The Law and the Lady - Page 28/310

I could endure it no longer. I stopped her there.

"I understand," I said, "that you wish to give us notice to quit your lodgings. When do you want us to go?"

The landlady held up a long, lean, red hand, in a sorrowful and sisterly protest.

"No," she said. "Not that tone; not those looks. It's natural you should be annoyed; it's natural you should be angry. But do--now do please try and control yourself. I put it to your own common-sense (we will say a week for the notice to quit)--why not treat me like a friend? You don't know what a sacrifice, what a cruel sacrifice, I have made--entirely for your sake.

"You?" I exclaimed. "What sacrifice?"

"What sacrifice?" repeated the landlady. "I have degraded myself as a gentlewoman. I have forfeited my own self-respect." She paused for a moment, and suddenly seized my hand in a perfect frenzy of friendship. "Oh, my poor dear!" cried this intolerable person. "I have discovered everything. A villain has deceived you. You are no more married than I am!"

I snatched my hand out of hers, and rose angrily from my chair.

"Are you mad?" I asked.

The landlady raised her eyes to the ceiling with the air of a person who had deserved martyrdom, and who submitted to it cheerfully.

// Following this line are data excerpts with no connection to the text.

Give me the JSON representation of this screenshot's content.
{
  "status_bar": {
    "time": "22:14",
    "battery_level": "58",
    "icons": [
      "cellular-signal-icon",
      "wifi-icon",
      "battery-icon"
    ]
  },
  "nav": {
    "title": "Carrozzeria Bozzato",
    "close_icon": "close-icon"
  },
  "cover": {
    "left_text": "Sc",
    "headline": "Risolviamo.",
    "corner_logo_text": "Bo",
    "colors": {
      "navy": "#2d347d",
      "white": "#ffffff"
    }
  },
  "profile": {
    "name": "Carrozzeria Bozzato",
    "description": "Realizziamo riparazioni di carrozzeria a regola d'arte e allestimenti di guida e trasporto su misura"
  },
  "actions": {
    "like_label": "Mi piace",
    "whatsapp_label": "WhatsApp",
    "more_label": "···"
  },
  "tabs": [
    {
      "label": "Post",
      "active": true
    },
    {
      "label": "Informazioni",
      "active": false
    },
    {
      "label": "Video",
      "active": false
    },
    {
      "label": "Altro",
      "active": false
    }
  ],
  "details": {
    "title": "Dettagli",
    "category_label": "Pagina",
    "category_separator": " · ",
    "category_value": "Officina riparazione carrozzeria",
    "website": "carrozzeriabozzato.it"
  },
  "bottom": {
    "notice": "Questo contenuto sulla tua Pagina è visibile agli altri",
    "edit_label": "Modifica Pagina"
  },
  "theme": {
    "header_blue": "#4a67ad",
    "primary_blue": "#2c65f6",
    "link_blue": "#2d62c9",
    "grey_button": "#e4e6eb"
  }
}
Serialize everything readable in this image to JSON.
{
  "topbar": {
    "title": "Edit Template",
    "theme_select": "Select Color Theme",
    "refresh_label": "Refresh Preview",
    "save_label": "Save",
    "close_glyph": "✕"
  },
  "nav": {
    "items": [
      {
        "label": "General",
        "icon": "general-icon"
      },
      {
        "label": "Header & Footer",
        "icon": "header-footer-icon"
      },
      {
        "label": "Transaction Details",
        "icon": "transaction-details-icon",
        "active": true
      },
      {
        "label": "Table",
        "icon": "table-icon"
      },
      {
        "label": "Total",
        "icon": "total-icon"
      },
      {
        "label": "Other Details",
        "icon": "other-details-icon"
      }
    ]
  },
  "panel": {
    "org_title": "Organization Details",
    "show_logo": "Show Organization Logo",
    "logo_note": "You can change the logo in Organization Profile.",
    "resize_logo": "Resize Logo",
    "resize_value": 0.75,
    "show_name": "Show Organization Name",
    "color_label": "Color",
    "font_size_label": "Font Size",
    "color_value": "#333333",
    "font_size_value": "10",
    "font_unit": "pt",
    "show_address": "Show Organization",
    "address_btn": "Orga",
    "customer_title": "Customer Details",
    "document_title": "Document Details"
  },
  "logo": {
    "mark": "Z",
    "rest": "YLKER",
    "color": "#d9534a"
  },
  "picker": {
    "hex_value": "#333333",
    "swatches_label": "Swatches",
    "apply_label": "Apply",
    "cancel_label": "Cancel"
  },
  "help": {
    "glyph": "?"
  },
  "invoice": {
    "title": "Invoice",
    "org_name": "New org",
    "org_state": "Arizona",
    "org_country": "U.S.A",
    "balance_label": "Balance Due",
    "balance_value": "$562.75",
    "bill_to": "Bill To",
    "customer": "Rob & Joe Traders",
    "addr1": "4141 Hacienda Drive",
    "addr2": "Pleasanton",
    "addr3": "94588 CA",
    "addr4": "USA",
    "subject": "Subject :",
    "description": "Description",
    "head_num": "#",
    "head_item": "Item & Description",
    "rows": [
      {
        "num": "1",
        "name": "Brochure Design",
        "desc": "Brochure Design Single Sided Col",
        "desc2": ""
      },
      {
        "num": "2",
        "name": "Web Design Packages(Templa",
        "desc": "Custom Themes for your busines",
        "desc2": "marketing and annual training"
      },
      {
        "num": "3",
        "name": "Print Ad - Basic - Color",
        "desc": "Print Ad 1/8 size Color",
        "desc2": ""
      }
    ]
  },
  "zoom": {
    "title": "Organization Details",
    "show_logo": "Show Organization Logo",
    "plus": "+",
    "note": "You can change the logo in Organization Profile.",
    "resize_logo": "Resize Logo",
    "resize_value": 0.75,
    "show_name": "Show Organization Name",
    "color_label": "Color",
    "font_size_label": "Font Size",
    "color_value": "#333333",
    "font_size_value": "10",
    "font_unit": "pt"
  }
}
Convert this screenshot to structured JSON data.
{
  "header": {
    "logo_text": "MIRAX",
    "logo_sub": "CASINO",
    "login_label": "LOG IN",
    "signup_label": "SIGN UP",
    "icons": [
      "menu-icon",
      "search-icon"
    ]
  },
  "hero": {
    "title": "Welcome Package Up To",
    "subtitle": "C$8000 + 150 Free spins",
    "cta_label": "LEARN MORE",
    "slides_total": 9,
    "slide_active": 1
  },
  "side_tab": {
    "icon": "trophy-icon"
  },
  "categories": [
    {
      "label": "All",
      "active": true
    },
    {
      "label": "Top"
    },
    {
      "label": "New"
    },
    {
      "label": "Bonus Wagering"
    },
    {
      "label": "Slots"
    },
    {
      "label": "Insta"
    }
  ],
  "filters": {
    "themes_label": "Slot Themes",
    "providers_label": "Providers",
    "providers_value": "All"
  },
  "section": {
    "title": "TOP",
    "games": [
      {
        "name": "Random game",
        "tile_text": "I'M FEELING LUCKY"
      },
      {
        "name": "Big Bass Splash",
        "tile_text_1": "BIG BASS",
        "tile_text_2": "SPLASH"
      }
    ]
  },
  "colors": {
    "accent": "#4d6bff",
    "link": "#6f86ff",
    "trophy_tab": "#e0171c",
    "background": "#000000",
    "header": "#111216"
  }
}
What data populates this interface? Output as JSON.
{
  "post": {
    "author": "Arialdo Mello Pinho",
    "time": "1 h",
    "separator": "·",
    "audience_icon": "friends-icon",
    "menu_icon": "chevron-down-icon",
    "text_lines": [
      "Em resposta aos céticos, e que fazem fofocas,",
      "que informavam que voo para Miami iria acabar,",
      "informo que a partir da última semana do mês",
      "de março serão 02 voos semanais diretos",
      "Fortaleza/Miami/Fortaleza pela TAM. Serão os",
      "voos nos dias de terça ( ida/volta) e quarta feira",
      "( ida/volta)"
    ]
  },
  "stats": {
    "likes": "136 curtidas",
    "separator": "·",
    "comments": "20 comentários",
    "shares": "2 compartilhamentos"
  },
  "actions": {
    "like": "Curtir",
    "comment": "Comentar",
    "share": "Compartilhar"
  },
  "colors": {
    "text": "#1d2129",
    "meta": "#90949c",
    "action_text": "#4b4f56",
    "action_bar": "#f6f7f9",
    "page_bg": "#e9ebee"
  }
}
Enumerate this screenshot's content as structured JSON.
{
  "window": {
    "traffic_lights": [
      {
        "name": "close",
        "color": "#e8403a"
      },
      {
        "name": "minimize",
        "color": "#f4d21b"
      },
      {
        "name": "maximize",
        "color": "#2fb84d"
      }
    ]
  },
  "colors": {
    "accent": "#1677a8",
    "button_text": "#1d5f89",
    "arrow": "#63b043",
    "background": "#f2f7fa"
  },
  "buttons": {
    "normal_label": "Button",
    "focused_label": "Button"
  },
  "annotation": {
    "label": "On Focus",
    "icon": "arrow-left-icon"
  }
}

"Yes," she said. "I begin to think I am mad--mad to have devoted myself to an ungrateful woman, to a person who doesn't appreciate a sisterly and Christian sacrifice of self. Well, I won't do it again. Heaven forgive me--I won't do it again!"

"Do what again?" I asked.

"Follow your mother-in-law," cried the landlady, suddenly dropping the character of a martyr, and assuming the character of a vixen in its place. "I blush when I think of it. I followed that most respectable person every step of the way to her own door."

Thus far my pride had held me up. It sustained me no longer. I dropped back again into my chair, in undisguised dread of what was coming next.

"I gave you a look when I left you on the beach," pursued the landlady, growing louder and louder and redder and redder as she went on. "A grateful woman would have understood that look. Never mind! I won't do it again I overtook your mother-in-law at the gap in the cliff. I followed her--oh, how I feel the disgrace of it now!--I followed her to the station at Broadstairs. She went back by train to Ramsgate. I went back by train to Ramsgate. She walked to her lodgings. I walked to her lodgings. Behind her. Like a dog. Oh, the disgrace of it! Providentially, as I then thought--I don't know what to think of it now--the landlord of the house happened to be a friend of mine, and happened to be at home. We have no secrets from each other where lodgers are concerned. I am in a position to tell you, madam, what your mother-in-law's name really is. She knows nothing about any such person as Mrs. Woodville, for an excellent reason. Her name is not Woodville. Her name (and consequently her son's name) is Macallan--Mrs. Macallan, widow of the late General Macallan. Yes! your husband is not your husband. You are neither maid, wife, nor widow. You are worse than nothing, madam, and you leave my house!"